One thing you do in your example you should really stop doing is comparing things to True, this is usually not necessary. Instead of if filter[idx]==True: ..., you can simply write if filter[idx]: ....
ANSWER 3
Score 49
With numpy:
In [128]: list_a = np.array([1, 2, 4, 6])
In [129]: filter = np.array([True, False, True, False])
In [130]: list_a[filter]
Out[130]: array([1, 4])
or see Alex Szatmary's answer if list_a can be a numpy array but not filter
Numpy usually gives you a big speed boost as well
In [133]: list_a = [1, 2, 4, 6]*10000
In [134]: fil = [True, False, True, False]*10000
In [135]: list_a_np = np.array(list_a)
In [136]: fil_np = np.array(fil)
In [139]: %timeit list(itertools.compress(list_a, fil))

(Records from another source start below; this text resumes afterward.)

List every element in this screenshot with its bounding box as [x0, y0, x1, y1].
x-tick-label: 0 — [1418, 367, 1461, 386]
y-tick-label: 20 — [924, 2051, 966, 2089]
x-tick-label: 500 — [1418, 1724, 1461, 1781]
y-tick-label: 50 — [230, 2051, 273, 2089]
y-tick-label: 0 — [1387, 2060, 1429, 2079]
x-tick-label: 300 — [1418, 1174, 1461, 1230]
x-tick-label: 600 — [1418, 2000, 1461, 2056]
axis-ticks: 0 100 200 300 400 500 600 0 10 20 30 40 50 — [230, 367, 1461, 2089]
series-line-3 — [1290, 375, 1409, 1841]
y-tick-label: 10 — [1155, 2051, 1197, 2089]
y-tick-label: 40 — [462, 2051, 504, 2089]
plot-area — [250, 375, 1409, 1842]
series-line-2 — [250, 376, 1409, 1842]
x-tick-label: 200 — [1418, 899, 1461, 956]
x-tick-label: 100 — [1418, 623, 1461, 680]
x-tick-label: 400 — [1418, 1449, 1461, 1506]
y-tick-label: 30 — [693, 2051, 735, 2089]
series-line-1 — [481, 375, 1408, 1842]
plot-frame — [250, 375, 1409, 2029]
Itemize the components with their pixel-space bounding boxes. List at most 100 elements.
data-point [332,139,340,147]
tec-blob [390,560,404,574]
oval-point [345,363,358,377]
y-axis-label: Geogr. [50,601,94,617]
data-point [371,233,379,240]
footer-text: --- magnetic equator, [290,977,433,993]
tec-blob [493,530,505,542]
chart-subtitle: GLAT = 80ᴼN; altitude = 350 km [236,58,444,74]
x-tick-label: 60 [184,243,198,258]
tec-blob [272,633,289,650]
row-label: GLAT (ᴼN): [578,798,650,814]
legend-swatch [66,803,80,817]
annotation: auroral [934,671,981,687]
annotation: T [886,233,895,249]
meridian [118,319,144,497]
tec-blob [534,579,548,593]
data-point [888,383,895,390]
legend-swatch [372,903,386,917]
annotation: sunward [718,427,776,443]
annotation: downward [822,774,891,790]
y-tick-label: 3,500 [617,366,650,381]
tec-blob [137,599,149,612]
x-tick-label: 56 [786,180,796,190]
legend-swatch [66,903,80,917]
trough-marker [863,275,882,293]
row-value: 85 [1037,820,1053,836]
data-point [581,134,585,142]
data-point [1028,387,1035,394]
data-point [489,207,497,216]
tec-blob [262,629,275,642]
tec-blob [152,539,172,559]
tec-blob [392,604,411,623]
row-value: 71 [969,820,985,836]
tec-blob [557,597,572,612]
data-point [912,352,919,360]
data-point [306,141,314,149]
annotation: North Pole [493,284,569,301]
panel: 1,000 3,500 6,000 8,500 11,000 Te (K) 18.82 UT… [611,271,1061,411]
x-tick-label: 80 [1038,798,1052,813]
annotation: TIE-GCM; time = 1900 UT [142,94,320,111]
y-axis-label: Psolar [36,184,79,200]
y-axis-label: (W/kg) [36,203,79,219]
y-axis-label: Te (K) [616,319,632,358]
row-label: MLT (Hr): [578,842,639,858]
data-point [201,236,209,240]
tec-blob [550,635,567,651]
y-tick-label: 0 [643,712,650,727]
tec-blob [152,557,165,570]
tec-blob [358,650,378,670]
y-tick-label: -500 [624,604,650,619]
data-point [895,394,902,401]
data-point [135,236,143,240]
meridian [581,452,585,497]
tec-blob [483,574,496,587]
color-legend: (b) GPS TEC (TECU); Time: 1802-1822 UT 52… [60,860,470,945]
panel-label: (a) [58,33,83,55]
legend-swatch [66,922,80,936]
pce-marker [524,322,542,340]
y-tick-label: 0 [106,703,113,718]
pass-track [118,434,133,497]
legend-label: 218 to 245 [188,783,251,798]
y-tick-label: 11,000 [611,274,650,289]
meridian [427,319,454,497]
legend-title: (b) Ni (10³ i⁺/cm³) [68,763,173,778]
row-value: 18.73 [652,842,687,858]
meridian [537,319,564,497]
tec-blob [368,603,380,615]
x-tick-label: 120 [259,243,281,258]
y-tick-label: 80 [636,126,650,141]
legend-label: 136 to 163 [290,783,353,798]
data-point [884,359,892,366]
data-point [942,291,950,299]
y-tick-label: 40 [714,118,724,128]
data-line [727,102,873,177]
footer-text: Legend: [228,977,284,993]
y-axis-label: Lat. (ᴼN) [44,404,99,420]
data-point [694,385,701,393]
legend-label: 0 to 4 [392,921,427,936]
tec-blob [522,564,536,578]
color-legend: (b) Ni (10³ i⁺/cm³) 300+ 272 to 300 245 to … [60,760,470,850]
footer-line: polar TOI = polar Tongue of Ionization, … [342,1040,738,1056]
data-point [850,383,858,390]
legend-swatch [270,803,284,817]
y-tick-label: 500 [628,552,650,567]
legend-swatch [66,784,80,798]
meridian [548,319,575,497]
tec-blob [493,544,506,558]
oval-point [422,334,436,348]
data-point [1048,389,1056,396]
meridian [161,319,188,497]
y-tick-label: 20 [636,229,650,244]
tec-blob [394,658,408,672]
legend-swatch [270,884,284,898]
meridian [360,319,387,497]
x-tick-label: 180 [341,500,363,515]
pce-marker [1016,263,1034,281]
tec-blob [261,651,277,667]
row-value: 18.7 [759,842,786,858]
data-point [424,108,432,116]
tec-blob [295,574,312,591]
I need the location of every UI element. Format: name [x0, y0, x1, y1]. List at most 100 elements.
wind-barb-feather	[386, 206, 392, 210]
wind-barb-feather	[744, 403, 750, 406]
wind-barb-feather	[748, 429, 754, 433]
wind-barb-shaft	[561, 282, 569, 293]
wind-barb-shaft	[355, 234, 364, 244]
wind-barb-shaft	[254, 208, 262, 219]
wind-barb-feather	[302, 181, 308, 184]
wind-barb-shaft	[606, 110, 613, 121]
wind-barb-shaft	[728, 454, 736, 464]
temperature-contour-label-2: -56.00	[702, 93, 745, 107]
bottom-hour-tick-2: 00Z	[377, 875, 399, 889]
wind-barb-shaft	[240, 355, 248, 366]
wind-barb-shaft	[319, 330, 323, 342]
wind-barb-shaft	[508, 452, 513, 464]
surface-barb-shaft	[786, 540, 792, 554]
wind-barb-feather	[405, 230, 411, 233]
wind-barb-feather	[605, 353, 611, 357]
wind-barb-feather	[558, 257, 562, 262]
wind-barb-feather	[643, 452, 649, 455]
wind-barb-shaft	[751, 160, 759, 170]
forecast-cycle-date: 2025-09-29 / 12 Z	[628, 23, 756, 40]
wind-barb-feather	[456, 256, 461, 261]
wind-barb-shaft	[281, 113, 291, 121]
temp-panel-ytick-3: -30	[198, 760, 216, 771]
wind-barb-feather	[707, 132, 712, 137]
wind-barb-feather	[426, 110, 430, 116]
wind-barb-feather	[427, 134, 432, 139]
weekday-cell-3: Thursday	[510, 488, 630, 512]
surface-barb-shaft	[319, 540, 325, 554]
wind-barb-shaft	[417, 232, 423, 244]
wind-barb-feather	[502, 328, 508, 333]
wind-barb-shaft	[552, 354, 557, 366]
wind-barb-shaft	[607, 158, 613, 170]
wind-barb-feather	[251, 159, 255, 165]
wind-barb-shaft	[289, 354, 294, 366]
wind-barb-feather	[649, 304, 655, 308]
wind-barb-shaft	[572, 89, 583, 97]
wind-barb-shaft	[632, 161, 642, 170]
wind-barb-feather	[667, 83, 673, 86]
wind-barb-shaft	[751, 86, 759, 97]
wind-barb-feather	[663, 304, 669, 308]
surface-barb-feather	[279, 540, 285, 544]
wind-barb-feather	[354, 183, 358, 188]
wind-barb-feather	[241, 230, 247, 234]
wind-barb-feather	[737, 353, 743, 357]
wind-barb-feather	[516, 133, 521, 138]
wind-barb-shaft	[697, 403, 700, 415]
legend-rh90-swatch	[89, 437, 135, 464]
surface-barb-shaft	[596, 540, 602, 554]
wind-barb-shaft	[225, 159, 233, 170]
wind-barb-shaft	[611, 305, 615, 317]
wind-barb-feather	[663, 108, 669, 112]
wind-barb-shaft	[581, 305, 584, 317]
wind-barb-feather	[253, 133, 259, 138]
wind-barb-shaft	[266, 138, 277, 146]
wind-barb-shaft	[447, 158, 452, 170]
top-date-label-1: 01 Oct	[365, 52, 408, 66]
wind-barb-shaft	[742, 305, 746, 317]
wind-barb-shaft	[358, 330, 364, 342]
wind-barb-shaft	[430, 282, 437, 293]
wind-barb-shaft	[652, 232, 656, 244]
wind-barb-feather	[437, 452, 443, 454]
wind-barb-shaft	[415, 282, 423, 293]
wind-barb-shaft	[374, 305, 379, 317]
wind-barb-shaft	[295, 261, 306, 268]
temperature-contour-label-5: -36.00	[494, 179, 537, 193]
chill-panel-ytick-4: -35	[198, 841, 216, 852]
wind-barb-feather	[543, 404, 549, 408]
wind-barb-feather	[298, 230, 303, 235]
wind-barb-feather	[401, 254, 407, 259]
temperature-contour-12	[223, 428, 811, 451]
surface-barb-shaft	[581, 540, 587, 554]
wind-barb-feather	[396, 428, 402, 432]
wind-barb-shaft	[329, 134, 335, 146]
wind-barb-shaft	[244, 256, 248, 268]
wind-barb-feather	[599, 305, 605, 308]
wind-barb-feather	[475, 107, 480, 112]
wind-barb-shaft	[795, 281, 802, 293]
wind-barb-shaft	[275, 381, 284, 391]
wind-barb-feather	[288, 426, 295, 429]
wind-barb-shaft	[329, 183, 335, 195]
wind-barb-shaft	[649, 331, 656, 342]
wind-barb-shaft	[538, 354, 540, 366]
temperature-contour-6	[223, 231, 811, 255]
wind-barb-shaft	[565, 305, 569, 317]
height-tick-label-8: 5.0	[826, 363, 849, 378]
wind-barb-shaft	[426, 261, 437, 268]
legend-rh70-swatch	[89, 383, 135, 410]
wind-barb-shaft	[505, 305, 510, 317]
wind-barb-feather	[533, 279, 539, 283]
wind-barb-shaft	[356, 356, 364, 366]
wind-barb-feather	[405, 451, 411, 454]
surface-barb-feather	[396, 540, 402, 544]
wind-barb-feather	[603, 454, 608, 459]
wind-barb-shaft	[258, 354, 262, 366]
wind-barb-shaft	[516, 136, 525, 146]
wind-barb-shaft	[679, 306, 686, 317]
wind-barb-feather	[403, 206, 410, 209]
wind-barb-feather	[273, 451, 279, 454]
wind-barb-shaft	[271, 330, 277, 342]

1000 loops, best of 3: 625 us per loop
In [140]: %timeit list_a_np[fil_np]
10000 loops, best of 3: 173 us per loop
ANSWER 4
Score 21
To do this using numpy, ie, if you have an array, a, instead of list_a:
a = np.array([1, 2, 4, 6])
my_filter = np.array([True, False, True, False], dtype=bool)
a[my_filter]
> array([1, 4])